Hadoop for the .NET Developer: Troubleshooting with the MapReduce Job Logs

NOTE This post is one in a series on Hadoop for .NET Developers.

Despite your best efforts, you will occasionally have to deal with failed jobs. To troubleshoot such a job, it helps to understand how to use the logs available to you on the Hadoop cluster. We’ll focus on how to access these logs in this blog post but this is in no way intended to be an exhaustive review of the log information available to you.

To access the logs associated with a job, make note of the job name. This name, in the job_YYYYYMMDDhhmm_NN format, is displayed in the console window as you run your job in Visual Studio. The job name is also available …. If you don’t have access to the job name, then knowing the date and time the job started can help you identify it in the list of jobs recently run on the cluster.

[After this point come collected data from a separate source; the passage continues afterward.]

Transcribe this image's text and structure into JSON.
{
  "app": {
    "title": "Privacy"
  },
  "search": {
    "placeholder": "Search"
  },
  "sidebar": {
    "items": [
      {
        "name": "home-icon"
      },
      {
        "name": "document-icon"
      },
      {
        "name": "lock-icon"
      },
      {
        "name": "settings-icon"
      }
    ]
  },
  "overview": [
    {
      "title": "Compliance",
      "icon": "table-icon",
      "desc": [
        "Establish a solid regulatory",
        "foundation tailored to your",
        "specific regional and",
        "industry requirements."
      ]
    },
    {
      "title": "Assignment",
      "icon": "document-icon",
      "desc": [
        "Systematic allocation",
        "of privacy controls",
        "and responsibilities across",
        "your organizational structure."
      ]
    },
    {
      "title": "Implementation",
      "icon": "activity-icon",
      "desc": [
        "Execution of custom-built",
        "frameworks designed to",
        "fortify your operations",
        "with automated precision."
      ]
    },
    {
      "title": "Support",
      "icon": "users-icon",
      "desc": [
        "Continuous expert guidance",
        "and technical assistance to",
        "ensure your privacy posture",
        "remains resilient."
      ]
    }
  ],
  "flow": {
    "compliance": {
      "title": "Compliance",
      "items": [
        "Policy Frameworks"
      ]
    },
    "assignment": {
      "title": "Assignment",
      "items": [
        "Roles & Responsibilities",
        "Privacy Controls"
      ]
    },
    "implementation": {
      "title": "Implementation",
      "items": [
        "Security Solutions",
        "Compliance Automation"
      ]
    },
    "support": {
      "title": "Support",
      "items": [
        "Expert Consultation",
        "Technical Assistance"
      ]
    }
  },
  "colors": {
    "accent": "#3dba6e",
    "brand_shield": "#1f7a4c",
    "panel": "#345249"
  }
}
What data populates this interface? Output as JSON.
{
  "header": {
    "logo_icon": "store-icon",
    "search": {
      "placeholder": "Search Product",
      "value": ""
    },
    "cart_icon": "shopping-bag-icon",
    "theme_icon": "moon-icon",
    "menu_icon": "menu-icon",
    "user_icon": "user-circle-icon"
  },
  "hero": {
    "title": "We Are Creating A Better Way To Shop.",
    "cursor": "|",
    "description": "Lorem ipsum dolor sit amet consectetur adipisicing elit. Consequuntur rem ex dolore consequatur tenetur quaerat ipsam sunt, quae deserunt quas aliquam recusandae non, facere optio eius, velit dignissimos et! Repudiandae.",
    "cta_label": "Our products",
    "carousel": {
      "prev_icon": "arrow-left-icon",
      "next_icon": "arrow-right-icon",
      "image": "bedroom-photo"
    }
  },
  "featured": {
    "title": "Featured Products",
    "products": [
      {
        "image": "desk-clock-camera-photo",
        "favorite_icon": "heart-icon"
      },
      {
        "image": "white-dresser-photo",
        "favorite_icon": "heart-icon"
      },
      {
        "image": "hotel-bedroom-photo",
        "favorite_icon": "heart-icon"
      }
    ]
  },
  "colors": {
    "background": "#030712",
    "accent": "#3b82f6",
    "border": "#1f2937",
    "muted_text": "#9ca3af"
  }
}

Accessing HTTP port 50030 on the cluster on which the job ran, e.g. https://localhost:50030, will take you to the Job Tracker page. You can access this port directly or find a shortcut to it on the desktop of your HDInsight name node (whether local or in Azure). The Job Tracker page presents a list of running, completed, and retired jobs. Locate your job in the appropriate list and click on the job name to access the job log.

In the job log, you will see a list of tasks followed by a set of counters. In the Task list, you can inspect the various tasks associated with your job by clicking the available links. The task page will present you summary info about your task but also provide you the option to inspect the last 4K, 8K or the entire contents of that task’s log. Digging through the task logs will often help you identify where and why your job is failing. If you wish to submit your own messages to these logs, use the Log property of the context object in your map and reduce functions to do so.

You might also wish to employ the counters presented on the job page to understand what is taking place in your job. By default, MapReduce captures a number of interesting counters which are defined here. You can also create your own counters from within your map and reduce methods by using the context object’s IncrementCounter method. This method allows you to provide the name of a custom counter along with an integer increment. This overloaded method also allows you to define a category for the counter so that if you make use of many custom counters, you can better organize this on the job page.

While this has been a very lightweight exploration of the MapReduce job logs, hopefully it helps you get started with troubleshooting any problems you might encounter.